MX Lab, http://www.mxlab.eu, started to intercept a new trojan distribution campaign by email with the subject “Adobe Acrobat: Upgrade Needed”.
The email is send from the spoofed address “Adobe Update Notification <firstname.lastname@example.org>” and has the following body:
Adobe is pleased to announce new version upgrades for Adobe Acrobat Reader
Advanced features include:
– Collaborate across borders
– Create rich, polished PDF files from any application that prints
– Ensure visual fidelity
– Encrypt and share PDF files more securely
– Use the standard for document archival and exchange
To upgrade and enhance your work productivity today please open attached file.
Copyright 2011 Adobe Systems Incorporated. All rights reserved.
Adobe Systems Incorporated,
Wed, 30 Nov 2011 16:45:33 +0100
The attached ZIP file has the name Adobe-Software-Update-VUREU328263.zip and contains the 203 kB large file AdobeSoftwareUpdate-20111130.exe.
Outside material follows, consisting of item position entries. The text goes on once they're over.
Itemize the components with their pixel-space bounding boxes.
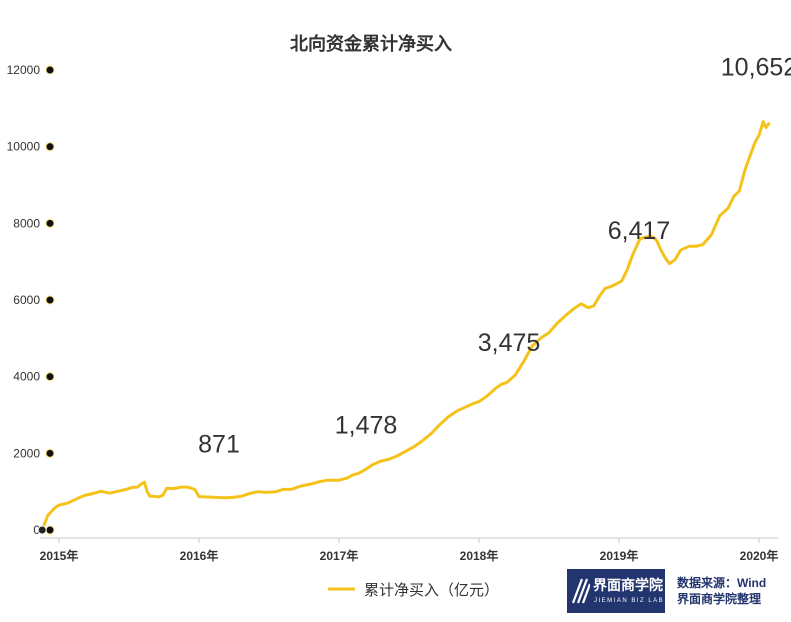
data-label: 10,652 xyxy=(721,54,791,82)
y-tick-label: 10000 xyxy=(7,140,41,154)
data-label: 6,417 xyxy=(608,217,671,245)
y-tick-marker xyxy=(45,218,55,228)
y-tick-marker xyxy=(45,372,55,382)
x-tick-label: 2017年 xyxy=(320,548,359,563)
series-line xyxy=(40,120,771,532)
y-tick-label: 2000 xyxy=(13,446,40,460)
y-tick-label: 6000 xyxy=(13,293,40,307)
legend: 累计净买入（亿元） xyxy=(328,582,499,599)
y-axis: 0 2000 4000 6000 8000 10000 12000 xyxy=(7,63,55,537)
brand-logo: 界面商学院 JIEMIAN BIZ LAB xyxy=(567,569,665,613)
data-label: 871 xyxy=(198,431,240,459)
data-label: 1,478 xyxy=(335,411,398,439)
x-tick-label: 2016年 xyxy=(180,548,219,563)
x-tick-label: 2018年 xyxy=(460,548,499,563)
origin-point xyxy=(37,525,47,535)
source-line-2: 界面商学院整理 xyxy=(677,592,762,606)
x-tick-label: 2019年 xyxy=(600,548,639,563)
y-tick-label: 8000 xyxy=(13,216,40,230)
brand-subtitle: JIEMIAN BIZ LAB xyxy=(594,598,665,604)
y-tick-label: 12000 xyxy=(7,63,41,77)
logo-stripes-icon xyxy=(572,578,590,604)
brand-name: 界面商学院 xyxy=(593,577,663,593)
source-line-1: 数据来源：Wind xyxy=(677,576,767,590)
footer: 界面商学院 JIEMIAN BIZ LAB 数据来源：Wind 界面商学院整理 xyxy=(567,569,791,613)
y-tick-marker xyxy=(45,142,55,152)
y-tick-marker xyxy=(45,295,55,305)
y-tick-marker xyxy=(45,525,55,535)
series-area xyxy=(37,120,771,535)
y-tick-label: 4000 xyxy=(13,370,40,384)
x-axis: 2015年 2016年 2017年 2018年 2019年 2020年 xyxy=(40,537,779,563)
source-note: 数据来源：Wind 界面商学院整理 xyxy=(677,575,766,607)
y-tick-label: 0 xyxy=(33,523,40,537)
legend-label: 累计净买入（亿元） xyxy=(364,582,499,599)
x-tick-label: 2015年 xyxy=(40,548,79,563)
x-tick-label: 2020年 xyxy=(740,548,779,563)
chart-title: 北向资金累计净买入 xyxy=(290,33,452,54)
data-label: 3,475 xyxy=(478,329,541,357)
y-tick-marker xyxy=(45,448,55,458)
y-tick-marker xyxy=(45,65,55,75)
data-labels: 871 1,478 3,475 6,417 10,652 xyxy=(198,54,791,459)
Note that the filenames can be different.
The trojan is known as Trojan.Generic.KDV.442070 (BitDefender), W32/Zbot.DD.gen!Eldorado (F-Prot), PWS-Zbot.gen.oe (McAfee), Troj/Kirje-B (Sophos)
At the time of writing, only 22 of the 43 AV engines did detect the trojan at Virus Total.
Virus Total permalink and MD5: 22728244953af82281b37265060384c4.